2.1.2. Les lotissements villageois

Dans les différents noyaux-villages enquêtés, 25% des propriétaires terriens affirment qu’ils ont été dépouillés de leurs biens (forêt). En effet, les autorités locales morcellent les espaces sans toujours indemniser les propriétaires terriens. C’est le cas des populations de Dougako. Cela reste l’une des sources du problème foncier entre autorités administratives et communautés villageoises. Cependant, certains propriétaires refusent toute installation sur leurs terres. D’autres par contre, abandonnent les procédures d’indemnisations et se retrouvent sans terre. Mais depuis 2013, avec la reconnaissance de droit foncier coutumier par l’État, le processus de morcellement d’une parcelle est désormais à la charge des propriétaires terriens. Cette initiative a par moment permis de réduire les problèmes fonciers. Dans cette politique, c’est le détenteur de l’objet foncier qui, en accord avec un géomètre privé procède aux lotissements. Il s’érige également en promoteur au cas où les lots sont mis en vente.

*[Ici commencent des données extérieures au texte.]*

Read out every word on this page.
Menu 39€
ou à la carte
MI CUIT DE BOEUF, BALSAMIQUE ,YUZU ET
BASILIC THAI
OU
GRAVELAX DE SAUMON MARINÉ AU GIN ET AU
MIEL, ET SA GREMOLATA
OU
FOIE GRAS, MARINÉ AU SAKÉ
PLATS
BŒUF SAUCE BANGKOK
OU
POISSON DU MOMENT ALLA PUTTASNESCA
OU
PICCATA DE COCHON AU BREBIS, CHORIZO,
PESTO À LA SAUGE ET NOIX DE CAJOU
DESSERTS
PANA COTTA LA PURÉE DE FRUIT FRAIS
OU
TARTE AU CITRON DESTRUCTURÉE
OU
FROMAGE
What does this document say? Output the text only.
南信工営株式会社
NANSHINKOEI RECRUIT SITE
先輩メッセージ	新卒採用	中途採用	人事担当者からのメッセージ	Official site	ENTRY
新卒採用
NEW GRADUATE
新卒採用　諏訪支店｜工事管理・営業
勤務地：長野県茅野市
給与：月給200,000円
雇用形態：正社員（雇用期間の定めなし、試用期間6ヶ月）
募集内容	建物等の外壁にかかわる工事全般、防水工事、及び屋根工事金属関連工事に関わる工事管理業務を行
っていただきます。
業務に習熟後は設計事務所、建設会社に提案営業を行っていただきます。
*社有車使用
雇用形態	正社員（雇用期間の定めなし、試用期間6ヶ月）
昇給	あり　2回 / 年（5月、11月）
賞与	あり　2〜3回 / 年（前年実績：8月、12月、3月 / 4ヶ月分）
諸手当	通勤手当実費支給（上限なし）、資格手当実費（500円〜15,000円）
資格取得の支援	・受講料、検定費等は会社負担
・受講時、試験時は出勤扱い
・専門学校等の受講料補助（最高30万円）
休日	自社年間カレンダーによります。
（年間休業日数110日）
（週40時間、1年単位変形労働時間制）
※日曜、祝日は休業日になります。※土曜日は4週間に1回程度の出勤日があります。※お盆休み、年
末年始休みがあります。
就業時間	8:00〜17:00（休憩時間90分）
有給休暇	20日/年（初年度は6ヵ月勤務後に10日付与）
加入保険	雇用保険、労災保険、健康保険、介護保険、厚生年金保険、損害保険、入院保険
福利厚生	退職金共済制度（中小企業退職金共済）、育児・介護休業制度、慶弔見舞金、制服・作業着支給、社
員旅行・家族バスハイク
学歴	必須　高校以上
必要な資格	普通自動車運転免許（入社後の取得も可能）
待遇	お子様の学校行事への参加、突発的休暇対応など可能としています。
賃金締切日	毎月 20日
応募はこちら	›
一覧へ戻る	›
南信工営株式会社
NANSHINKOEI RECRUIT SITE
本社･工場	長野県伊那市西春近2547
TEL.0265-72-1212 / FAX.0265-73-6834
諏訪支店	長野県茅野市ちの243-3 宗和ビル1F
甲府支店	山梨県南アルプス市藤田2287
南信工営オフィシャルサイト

En plus du lotissement villageois qui contribue à régler les problèmes fonciers, la délivrance d’une attestation de propriété coutumière au nouvel acquéreur a contribué au règlement des conflits fonciers à Divo. Après achat de terrain auprès du propriétaire terrien, celui-ci conduit l’acquéreur à la chefferie de sa localité afin de lui délivrer une attestation de propriété coutumière. En côte d’Ivoire de manière générale, cette attestation est appelé « attestation de cession villageoise ». Sur le document délivré, sont mentionnés les noms du propriétaire terrien, de l’acquéreur, des témoins du propriétaire et de l’acquéreur. Il est également noté les numéros du lot et de l’ilot. Une place est prévue pour le cachet du chef du village et du Président du comité de gestion foncière. À Divo, cette fiche s’obtient après dépôt d’une somme de 50 000fcfa auprès de la chefferie. Le tableau 3 présente les quartiers créés à partir des lotissements villageois et le nombre de lots mis à disposition.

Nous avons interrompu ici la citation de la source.